La France a été condamné à de multiples reprises par les instances
européennes et internationales pour sa politique d’expulsion qui viole
tous les principes humanitaires. Quand il était candidat, la main sur le
cœur, le candidat Hollande promettait que, contrairement à son
prédécesseur, il n’y aurait plus d’expulsion sans propositions
d’hébergement. Fin 2013, Manuel Valls, monsieur 5% aux primaires
socialistes, avait expulsé de leurs lieux de vie 2 fois plus de familles
et d’enfants que son prédécesseur.
Hier, c’était la journée mondiale du refus de la misère. On aime
bien, en France, les journées symboliques qui ne servent pas à grand
chose sinon donner bonne conscience aux privilégiés qui nous gouvernent
et nous donnent des leçons. Pendant ce temps, on laisser vivre à la rue,
comme des chiens des hommes, des femmes et surtout des enfants. Ce
matin, une petite fille de 60 jours dont 10 dehors sous la pluie vient
de passer une nuit de plus sous une tente de fortune fabriquée avec des
morceaux de bois. Elle et ses parents portent les mêmes vêtements depuis
15 jours. Ils n’ont rien mangé ou presque depuis une semaine.

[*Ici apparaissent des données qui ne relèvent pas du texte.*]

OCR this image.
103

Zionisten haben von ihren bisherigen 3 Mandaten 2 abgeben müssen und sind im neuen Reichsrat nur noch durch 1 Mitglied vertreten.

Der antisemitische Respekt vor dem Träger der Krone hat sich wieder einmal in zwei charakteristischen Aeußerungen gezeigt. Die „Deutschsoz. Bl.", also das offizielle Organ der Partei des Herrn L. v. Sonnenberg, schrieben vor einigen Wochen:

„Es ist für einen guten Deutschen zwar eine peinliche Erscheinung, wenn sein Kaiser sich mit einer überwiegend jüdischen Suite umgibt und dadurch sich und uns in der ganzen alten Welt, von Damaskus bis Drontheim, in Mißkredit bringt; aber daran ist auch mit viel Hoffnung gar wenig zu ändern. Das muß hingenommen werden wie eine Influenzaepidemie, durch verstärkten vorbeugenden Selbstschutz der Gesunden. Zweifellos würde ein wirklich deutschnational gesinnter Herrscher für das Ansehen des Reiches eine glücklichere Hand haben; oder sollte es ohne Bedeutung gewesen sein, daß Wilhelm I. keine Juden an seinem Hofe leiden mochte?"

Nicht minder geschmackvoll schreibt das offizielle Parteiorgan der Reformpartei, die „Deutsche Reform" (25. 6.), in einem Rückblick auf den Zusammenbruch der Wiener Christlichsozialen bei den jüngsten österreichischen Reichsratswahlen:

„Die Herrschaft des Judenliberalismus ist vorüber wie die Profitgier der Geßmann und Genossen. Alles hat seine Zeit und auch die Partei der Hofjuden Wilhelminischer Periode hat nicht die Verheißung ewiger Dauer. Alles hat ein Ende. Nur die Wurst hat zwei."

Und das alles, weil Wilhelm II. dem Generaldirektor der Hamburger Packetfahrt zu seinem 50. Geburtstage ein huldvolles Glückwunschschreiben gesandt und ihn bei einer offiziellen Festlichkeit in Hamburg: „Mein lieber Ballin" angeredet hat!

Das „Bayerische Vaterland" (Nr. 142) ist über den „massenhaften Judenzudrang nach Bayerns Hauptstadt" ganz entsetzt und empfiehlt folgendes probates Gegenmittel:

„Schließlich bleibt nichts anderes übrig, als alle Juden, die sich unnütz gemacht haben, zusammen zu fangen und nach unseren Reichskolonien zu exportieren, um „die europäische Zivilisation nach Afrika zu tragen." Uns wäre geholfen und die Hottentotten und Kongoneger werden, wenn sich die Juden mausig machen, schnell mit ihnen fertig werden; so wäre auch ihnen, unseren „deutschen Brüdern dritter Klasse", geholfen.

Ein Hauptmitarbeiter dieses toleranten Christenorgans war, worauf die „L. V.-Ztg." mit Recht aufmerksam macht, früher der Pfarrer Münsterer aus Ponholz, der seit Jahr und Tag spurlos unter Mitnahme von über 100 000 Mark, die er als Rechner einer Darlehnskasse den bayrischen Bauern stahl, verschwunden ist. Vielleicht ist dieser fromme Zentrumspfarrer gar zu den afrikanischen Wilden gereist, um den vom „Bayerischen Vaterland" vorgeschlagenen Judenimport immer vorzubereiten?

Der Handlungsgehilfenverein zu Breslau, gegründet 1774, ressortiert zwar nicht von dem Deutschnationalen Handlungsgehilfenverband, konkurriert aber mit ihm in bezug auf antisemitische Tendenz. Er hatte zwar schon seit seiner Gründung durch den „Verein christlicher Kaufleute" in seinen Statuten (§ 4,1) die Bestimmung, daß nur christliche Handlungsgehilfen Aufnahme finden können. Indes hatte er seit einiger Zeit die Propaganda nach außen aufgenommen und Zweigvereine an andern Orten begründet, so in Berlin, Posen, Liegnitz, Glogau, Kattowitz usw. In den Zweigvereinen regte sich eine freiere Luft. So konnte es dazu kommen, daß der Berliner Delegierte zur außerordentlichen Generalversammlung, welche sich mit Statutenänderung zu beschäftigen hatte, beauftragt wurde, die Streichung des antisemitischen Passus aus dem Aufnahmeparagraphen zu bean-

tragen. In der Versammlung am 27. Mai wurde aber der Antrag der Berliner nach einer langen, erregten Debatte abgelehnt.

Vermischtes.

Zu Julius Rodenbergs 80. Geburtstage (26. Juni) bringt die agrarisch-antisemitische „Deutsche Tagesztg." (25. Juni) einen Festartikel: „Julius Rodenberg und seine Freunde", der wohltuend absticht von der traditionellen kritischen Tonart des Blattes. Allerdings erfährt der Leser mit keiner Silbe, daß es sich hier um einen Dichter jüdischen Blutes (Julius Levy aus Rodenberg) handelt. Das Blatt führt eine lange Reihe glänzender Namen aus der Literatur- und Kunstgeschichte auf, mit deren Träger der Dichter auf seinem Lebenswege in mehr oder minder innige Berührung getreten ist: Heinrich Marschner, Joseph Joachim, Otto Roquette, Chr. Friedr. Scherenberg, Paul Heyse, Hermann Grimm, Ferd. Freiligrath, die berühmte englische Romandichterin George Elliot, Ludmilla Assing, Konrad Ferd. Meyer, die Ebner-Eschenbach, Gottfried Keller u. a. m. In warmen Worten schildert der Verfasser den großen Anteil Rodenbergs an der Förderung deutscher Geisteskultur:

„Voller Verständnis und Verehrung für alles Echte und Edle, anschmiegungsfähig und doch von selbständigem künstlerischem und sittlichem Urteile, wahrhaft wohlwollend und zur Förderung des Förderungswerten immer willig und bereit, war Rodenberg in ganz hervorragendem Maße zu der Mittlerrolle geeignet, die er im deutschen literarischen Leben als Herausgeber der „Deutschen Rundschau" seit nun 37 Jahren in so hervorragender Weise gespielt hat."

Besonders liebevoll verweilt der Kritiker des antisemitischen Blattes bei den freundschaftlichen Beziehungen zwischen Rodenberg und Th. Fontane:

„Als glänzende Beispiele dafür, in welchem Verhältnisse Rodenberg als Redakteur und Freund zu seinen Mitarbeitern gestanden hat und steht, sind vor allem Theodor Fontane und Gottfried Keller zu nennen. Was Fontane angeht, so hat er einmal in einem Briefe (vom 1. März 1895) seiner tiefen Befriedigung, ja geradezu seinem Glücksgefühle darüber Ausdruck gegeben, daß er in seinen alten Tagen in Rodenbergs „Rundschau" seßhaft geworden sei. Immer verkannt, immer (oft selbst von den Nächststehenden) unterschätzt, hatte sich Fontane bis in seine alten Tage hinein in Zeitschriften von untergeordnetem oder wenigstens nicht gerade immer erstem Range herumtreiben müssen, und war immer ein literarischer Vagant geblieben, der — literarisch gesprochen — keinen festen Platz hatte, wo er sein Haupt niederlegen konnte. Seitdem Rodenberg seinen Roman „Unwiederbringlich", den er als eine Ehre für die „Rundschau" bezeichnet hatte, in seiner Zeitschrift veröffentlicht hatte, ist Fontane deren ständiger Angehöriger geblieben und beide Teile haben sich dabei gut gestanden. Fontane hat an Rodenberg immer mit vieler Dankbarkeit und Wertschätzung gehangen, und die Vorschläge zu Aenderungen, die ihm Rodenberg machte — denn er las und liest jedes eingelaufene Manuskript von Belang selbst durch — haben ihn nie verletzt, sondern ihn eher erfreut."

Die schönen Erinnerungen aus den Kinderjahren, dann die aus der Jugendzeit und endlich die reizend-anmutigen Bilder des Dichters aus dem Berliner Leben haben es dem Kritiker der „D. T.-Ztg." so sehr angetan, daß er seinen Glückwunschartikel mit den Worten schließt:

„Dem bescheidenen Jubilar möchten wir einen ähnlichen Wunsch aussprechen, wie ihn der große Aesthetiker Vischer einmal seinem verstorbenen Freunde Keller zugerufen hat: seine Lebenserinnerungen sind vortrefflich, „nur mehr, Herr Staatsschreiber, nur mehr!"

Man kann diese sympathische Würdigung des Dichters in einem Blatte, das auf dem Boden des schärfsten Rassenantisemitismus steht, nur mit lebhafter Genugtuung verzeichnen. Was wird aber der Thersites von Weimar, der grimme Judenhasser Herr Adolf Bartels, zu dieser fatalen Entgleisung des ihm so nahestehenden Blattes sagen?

En leur refusant l’accès aux droits élémentaires, en multipliant les
expulsions, en détruisant leurs habitats, le gouvernement de Manuel
Valls renvoie toute une catégorie de la population à l’âge de pierre.
Cela permet ensuite d’ânonner à l’envie que « ces populations » ont des
modes de vie « en confrontation » et qu’ils ne souhaitent pas
« s’intégrer ».
A tous les niveaux : Etat, régions, communes, la France, « patrie des
droits de l’homme » organise consciencieusement l’exclusion d’une
catégorie de citoyens en raison de son appartenance ethnique.